With the emergence of new cancer subtypes and treatment options, there is a growing need for personalized treatment in patients with oropharyngeal squamous cell carcinoma (OPSCC). Developing robust outcome prediction models capable of identifying low and high-risk patients prior to treatment is a non-trivial task that may ultimately assist in stratifying patients for intensified or de-escalated treatment strategies, most suitable for them, without compromising their survival.

Deep learning methods have demonstrated remarkable potential for predicting prognostic outcomes in head and neck cancers. The standard approach entails fully-supervised learning on volumetric medical images. However, annotating 3D medical images is an immensely time-consuming and expensive process, and in some cases, it may be even infeasible due to stringent privacy regulations. Consequently, the availability of labeled data in this domain is often limited, rendering the training process extremely challenging.

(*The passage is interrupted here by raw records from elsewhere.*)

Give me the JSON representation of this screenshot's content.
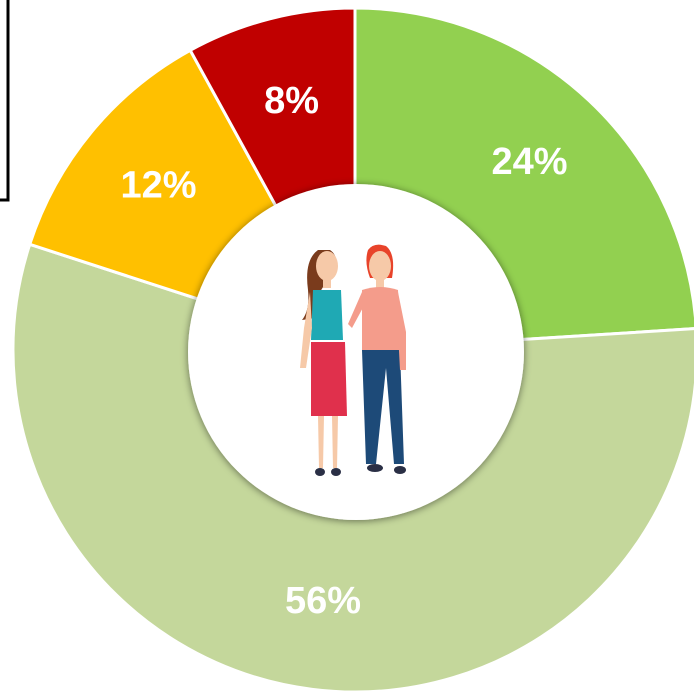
{
  "chart_data": {
    "type": "donut",
    "values": [
      24,
      56,
      12,
      8
    ],
    "value_labels": [
      "24%",
      "56%",
      "12%",
      "8%"
    ],
    "colors": [
      "#92d050",
      "#c4d79b",
      "#ffc000",
      "#c00000"
    ]
  }
}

Inspired by recent advances in self-supervised learning, this study delves into various contrastive learning frameworks for learning visual representations from medical images without relying on manual annotations. Throughout this endeavor, we also explore a diverse range of medical imaging modalities as input to determine the optimal configuration. Additionally, we conduct comparisons among different architectural choices, including convolutional neural networks and vision transformers. Furthermore, we investigate the extraction of features from multiple intermediate layers of these architectures to gain insights into the contribution of lower-level representations to the predictive performance of the models.

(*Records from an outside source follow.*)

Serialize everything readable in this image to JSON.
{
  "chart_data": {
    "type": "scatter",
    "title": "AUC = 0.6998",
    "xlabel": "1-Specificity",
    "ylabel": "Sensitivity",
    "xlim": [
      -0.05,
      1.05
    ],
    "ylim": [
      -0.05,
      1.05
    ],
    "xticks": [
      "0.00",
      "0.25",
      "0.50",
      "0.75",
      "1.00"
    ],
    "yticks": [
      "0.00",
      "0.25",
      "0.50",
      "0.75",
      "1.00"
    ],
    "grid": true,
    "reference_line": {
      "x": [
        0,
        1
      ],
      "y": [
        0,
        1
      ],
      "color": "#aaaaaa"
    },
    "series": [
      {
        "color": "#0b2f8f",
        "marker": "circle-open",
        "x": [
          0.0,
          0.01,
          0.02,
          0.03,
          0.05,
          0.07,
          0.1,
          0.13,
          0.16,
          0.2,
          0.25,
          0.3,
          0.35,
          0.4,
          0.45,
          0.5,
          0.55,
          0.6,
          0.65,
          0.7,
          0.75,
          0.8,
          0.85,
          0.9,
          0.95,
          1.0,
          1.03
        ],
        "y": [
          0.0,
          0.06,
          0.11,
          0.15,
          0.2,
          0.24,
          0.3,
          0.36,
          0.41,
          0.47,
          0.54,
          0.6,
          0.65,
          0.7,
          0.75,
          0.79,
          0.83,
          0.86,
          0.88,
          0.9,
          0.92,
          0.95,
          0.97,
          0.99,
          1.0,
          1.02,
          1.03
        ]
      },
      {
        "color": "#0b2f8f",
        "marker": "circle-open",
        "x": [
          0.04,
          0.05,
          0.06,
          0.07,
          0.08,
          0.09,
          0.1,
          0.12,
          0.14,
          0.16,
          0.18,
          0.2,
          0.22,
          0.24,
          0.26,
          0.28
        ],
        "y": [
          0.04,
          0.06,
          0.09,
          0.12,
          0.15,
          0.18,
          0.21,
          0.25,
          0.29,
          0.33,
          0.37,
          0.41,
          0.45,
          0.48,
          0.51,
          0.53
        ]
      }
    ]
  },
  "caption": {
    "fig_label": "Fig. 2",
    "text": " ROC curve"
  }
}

The ultimate goal is to improve long-term survival rates by accurately identifying potential high-risk patients prior to treatment based solely on their diagnostic imaging tests. To this end, two datasets sourced from the publicly accessible TCIA (The Cancer Imaging Archive), namely the Head-Neck-PET-CT and HNSCC collections, are employed for pre-training the models. Subsequently, the OPC-Radiomics dataset from the same repository is utilized for fine-tuning. Finally, we assess the generalization ability of our models on an independent external set of 400 OPSCC patients provided by the University Medical Center Groningen, the Netherlands (UMCG).

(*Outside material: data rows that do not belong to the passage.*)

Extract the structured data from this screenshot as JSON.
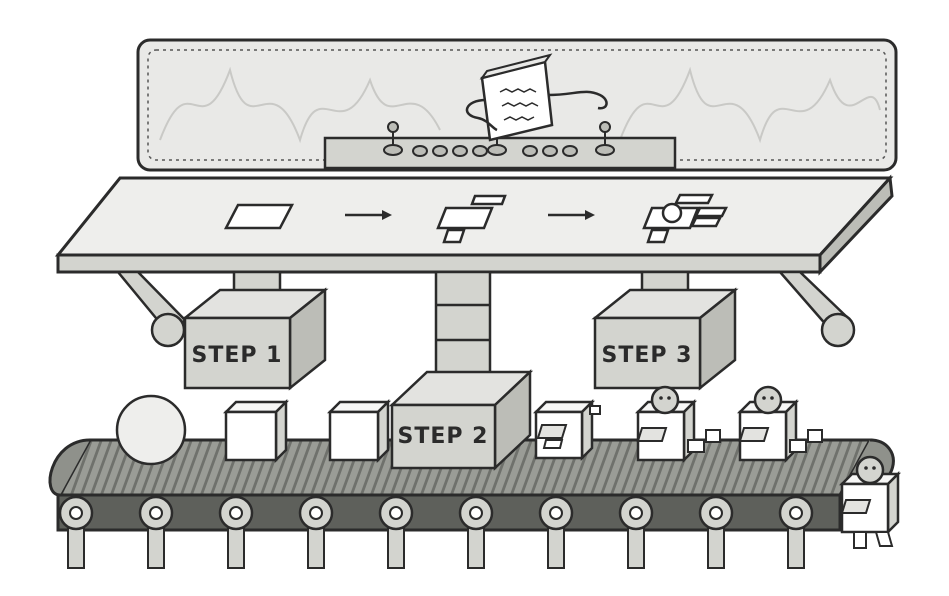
{
  "stations": [
    {
      "label": "STEP 1"
    },
    {
      "label": "STEP 2"
    },
    {
      "label": "STEP 3"
    }
  ],
  "colors": {
    "stroke": "#2b2b2b",
    "panel": "#e9e9e7",
    "box": "#d3d4cf",
    "box_side": "#bcbdb7",
    "belt": "#8f918b",
    "belt_dark": "#5e605b",
    "white": "#ffffff"
  },
  "icons": {
    "controller": "robot-controller-icon",
    "parts": [
      "square-part-icon",
      "partial-robot-icon",
      "complete-robot-icon"
    ]
  }
}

📈 Our best model achieves a 15% increase in accuracy compared to the state‑of‑the‑art methods.

Research Questions

We framed our investigation on contrastive representation learning for medical image analysis in terms of the following research questions:

RQ1. What is the optimal contrastive learning protocol?

RQ2. What is the optimal medical imaging modality?

RQ3. What is the optimal encoder for learning meaningful representations?

RQ4. Does multi-level feature extraction empower contrastive representation learning?

RQ5. Does ensemble learning boost performance over individual models?